At approximately 1 week, myorelaxants and NSAIDs were effective for reducing pain and disability in acute low back pain.

HealthDay News — For adults with acute lower back pain (LBP), myorelaxants, nonsteroidal anti-inflammatory drugs (NSAIDS), and NSAIDs combined with acetaminophen can reduce pain and disability, according to a review published online Feb. 22 in the Journal of Orthopaedic Research.

Alice Baroncini, M.D., Ph.D., from RWTH University Hospital in Aachen, Germany, and colleagues conducted a systematic review to examine whether pharmacological management of acute LBP can effectively reduce pain and disability and which drugs have the highest efficacy.
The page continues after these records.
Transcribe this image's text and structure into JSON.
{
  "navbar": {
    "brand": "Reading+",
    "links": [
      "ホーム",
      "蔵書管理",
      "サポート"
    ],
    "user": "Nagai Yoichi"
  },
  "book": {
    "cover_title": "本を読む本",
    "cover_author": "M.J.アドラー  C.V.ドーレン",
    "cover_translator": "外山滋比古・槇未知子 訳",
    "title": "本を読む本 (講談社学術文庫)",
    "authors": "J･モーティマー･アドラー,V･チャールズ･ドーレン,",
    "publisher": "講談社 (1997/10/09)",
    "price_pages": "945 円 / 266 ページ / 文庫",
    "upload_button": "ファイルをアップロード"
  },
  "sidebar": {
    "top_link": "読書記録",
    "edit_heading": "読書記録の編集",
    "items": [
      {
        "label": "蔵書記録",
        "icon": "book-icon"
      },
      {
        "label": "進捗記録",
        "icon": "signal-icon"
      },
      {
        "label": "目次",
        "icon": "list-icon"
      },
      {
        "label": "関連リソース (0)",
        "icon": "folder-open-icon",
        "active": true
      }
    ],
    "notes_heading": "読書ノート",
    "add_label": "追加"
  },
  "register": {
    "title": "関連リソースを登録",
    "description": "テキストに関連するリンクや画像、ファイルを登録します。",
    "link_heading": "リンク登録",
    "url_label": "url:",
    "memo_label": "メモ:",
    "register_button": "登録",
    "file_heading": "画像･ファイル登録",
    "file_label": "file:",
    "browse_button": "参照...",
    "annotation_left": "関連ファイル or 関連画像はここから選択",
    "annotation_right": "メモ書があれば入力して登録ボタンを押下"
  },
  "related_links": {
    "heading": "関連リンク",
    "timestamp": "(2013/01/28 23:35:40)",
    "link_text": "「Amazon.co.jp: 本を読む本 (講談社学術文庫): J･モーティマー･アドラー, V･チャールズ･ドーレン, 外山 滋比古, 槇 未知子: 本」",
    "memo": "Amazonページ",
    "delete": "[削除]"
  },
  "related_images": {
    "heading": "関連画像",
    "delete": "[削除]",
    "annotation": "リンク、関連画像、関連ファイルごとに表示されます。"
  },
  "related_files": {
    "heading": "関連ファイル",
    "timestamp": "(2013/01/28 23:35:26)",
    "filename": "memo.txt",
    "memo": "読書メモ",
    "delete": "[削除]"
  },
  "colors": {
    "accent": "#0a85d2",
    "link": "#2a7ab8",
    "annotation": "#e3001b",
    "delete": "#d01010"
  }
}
All randomized controlled trials examining the efficacy of myorelaxants, NSAIDs, and acetaminophen for acute (less than 12 weeks) LBP of the lumbar spine in adults were included; studies assessing opioid use in acute LBP were not included. Data were obtained from 18 trials with 3,478 patients.

The researchers found that at approximately one week, myorelaxants and NSAIDs were effective for reducing pain and disability in acute LBP. Greater improvement was seen with the combination of NSAIDs and acetaminophen than with NSAIDs alone, while no significant improvement was seen with acetaminophen alone. Placebo was not effective for pain reduction.

“This is a first step towards the optimization of the management of acute low back pain. However, specific patient characteristics such as having allergies and comorbidities must always be taken into consideration,” Baroncini said in a statement. “Further research will need to focus on the identification of the type of drugs that not only offer the best and quickest pain relief, but also show the lowest rate of symptom recurrence.”